Scaling JD’s AI Platform: 5K+ Containers, GPU Management, and Multi‑Tenant Kubernetes

Architecture Overview

From September 2016, JD AI Foundation Platform has built its machine‑learning platform on Docker and Kubernetes, continuously improving networking, GPU management, storage, logging, monitoring, and permission control. The platform now manages over 5K container instances, runs 20+ AI inference services (50+ APIs), and supports back‑end training, delivering stable performance during large‑scale events.

Core Stack

The foundation is centered on Docker + Kubernetes, with underlying resources including CPU, GPU, FPGA, InfiniBand, OPA high‑speed networks, and various file systems. On top sit machine‑learning frameworks and algorithm libraries, followed by business applications. Management components cover permission, task, workflow, monitoring, and logging services.

Design Principles

The platform follows a "Kubernetes schedules everything" philosophy, treating inference apps and training jobs uniformly. Key characteristics include high availability, load balancing, application packaging and isolation, automatic scaling, support for big‑data tools (TensorFlow, Caffe, XGBoost, MXNet, Hadoop, Spark), rich hardware resource types (CPU, GPU, FPGA, InfiniBand, OPA), full cluster resource utilization, data isolation for security, and multi‑tenant isolation at network, filesystem, and kernel levels.

Networking

Third‑party CNI plugins were evaluated; Calico was chosen for its BGP‑based routing without NAT, offering performance comparable to bare‑metal. NetworkPolicy and Calico’s extended policies provide both ingress and egress controls, enabling per‑user namespaces and fine‑grained rules. For external RPC exposure, the Contiv VLAN mode (underlay network) was adopted, delivering near‑bare‑metal performance.

Storage

Kubernetes storage is provided via plugins; GlusterFS was selected for elastic, horizontally scalable file storage, while SeaweedFS handles small‑file workloads (e.g., image data for training). HDFS remains essential, accelerated by Alluxio caching. Kerberos and Ranger enforce multi‑tenant security for HDFS, and GlusterFS volumes are mounted per‑container to isolate users.

GPU Resource Management

Running on Kubernetes 1.4 (pre‑multi‑GPU support), a custom GPU manager was developed to handle detection, driver mapping, health checks, and GPU‑aware scheduling based on model, memory, and availability, maximizing GPU utilization.

Load Balancing

Inference services expose RPC and HTTP interfaces; RPC uses a service registry for load balancing, while HTTP relies on the Kubernetes Ingress controller (Nginx) to route traffic to pods.

CI/CD Pipeline

GitLab, Jenkins, and Harbor constitute the CI/CD stack. Code is pushed to GitLab, Jenkins builds and packages Docker images, which are stored in Harbor and deployed to the Kubernetes cluster.

Logging and Monitoring

Logging follows the EFK stack: container stdout → Docker daemon → Fluentd → Kafka → Fluentd → Elasticsearch → Kibana. Kafka provides buffering and enables downstream consumption.

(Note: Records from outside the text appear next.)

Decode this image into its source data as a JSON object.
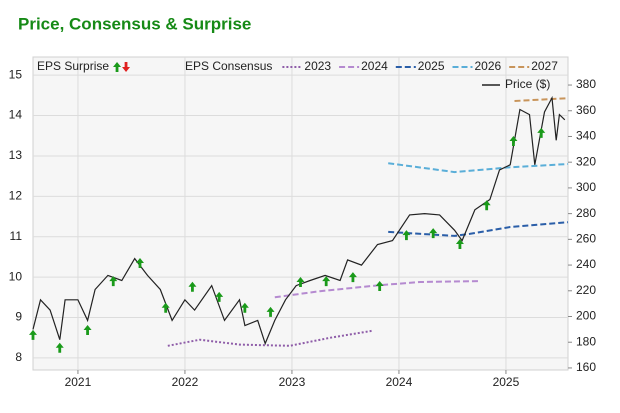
{
  "chart_data": {
    "type": "line",
    "title": "Price, Consensus & Surprise",
    "xlim": [
      2020.58,
      2025.58
    ],
    "xticks": [
      2021,
      2022,
      2023,
      2024,
      2025
    ],
    "ylim": [
      7.7,
      15.45
    ],
    "yticks": [
      8,
      9,
      10,
      11,
      12,
      13,
      14,
      15
    ],
    "y2lim": [
      158.4,
      401.8
    ],
    "y2ticks": [
      160,
      180,
      200,
      220,
      240,
      260,
      280,
      300,
      320,
      340,
      360,
      380
    ],
    "grid": true,
    "surprise": {
      "name": "EPS Surprise",
      "up_color": "#1a9a1a",
      "down_color": "#e02020",
      "x": [
        2020.58,
        2020.83,
        2021.09,
        2021.33,
        2021.58,
        2021.82,
        2022.07,
        2022.32,
        2022.56,
        2022.8,
        2023.08,
        2023.32,
        2023.57,
        2023.82,
        2024.07,
        2024.32,
        2024.57,
        2024.82,
        2025.07,
        2025.33
      ],
      "values": [
        8.57,
        8.25,
        8.69,
        9.9,
        10.35,
        9.24,
        9.76,
        9.51,
        9.24,
        9.14,
        9.88,
        9.9,
        10.0,
        9.78,
        11.04,
        11.09,
        10.82,
        11.78,
        13.37,
        13.57
      ]
    },
    "consensus_label": "EPS Consensus",
    "series": [
      {
        "name": "2023",
        "color": "#8e5ca8",
        "dash": "dotted",
        "x": [
          2021.84,
          2022.14,
          2022.51,
          2022.98,
          2023.36,
          2023.75
        ],
        "values": [
          8.3,
          8.45,
          8.33,
          8.3,
          8.5,
          8.67
        ]
      },
      {
        "name": "2024",
        "color": "#b58ad0",
        "dash": "dashed",
        "x": [
          2022.84,
          2023.26,
          2023.82,
          2024.2,
          2024.76
        ],
        "values": [
          9.5,
          9.65,
          9.8,
          9.88,
          9.9
        ]
      },
      {
        "name": "2025",
        "color": "#2a5ea8",
        "dash": "dashed",
        "x": [
          2023.9,
          2024.52,
          2024.66,
          2025.04,
          2025.58
        ],
        "values": [
          11.12,
          11.02,
          11.07,
          11.24,
          11.36
        ]
      },
      {
        "name": "2026",
        "color": "#5aaed8",
        "dash": "dashed",
        "x": [
          2023.9,
          2024.52,
          2025.04,
          2025.58
        ],
        "values": [
          12.82,
          12.6,
          12.72,
          12.8
        ]
      },
      {
        "name": "2027",
        "color": "#c8945a",
        "dash": "dashed",
        "x": [
          2025.08,
          2025.58
        ],
        "values": [
          14.36,
          14.43
        ]
      },
      {
        "name": "Price ($)",
        "color": "#222222",
        "dash": "solid",
        "axis": "y2",
        "x": [
          2020.58,
          2020.65,
          2020.74,
          2020.83,
          2020.88,
          2021.0,
          2021.09,
          2021.16,
          2021.28,
          2021.41,
          2021.53,
          2021.65,
          2021.77,
          2021.88,
          2022.0,
          2022.09,
          2022.25,
          2022.37,
          2022.51,
          2022.56,
          2022.68,
          2022.75,
          2022.84,
          2022.94,
          2023.04,
          2023.17,
          2023.31,
          2023.45,
          2023.52,
          2023.65,
          2023.8,
          2023.94,
          2024.1,
          2024.24,
          2024.38,
          2024.52,
          2024.59,
          2024.71,
          2024.85,
          2024.94,
          2025.04,
          2025.13,
          2025.22,
          2025.27,
          2025.36,
          2025.43,
          2025.47,
          2025.5,
          2025.55
        ],
        "values": [
          190,
          213,
          205,
          182,
          213,
          213,
          197,
          221,
          232,
          228,
          245,
          232,
          221,
          197,
          213,
          205,
          224,
          197,
          213,
          193,
          197,
          179,
          197,
          213,
          224,
          228,
          232,
          228,
          244,
          240,
          256,
          259,
          279,
          280,
          279,
          267,
          259,
          283,
          291,
          314,
          318,
          361,
          357,
          318,
          359,
          370,
          337,
          357,
          353
        ]
      }
    ]
  }
}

Monitoring uses Heapster, InfluxDB, and Grafana, with custom extensions to aggregate service‑level metrics.

Spark on Kubernetes

Native Spark scheduling on Kubernetes is described, highlighting the drawbacks of running Spark Standalone inside Docker (performance loss, lack of multi‑tenant isolation) and presenting a design where Driver and Executor run as separate containers, benefiting from namespace isolation and version flexibility.

Compute‑Data Separation

The platform adopts a centralized storage model, separating compute from data using high‑speed networks (25 GbE, RDMA, SPDK). Benchmarks show only ~3% performance loss for MLlib algorithms when decoupling storage from compute, enabling a unified architecture for diverse AI/ML frameworks.

Conclusion

Kubernetes provides a cloud‑native foundation for JD’s AI platform, supporting multi‑tenant, GPU‑aware, and big‑data workloads with robust networking, storage, and operational tooling.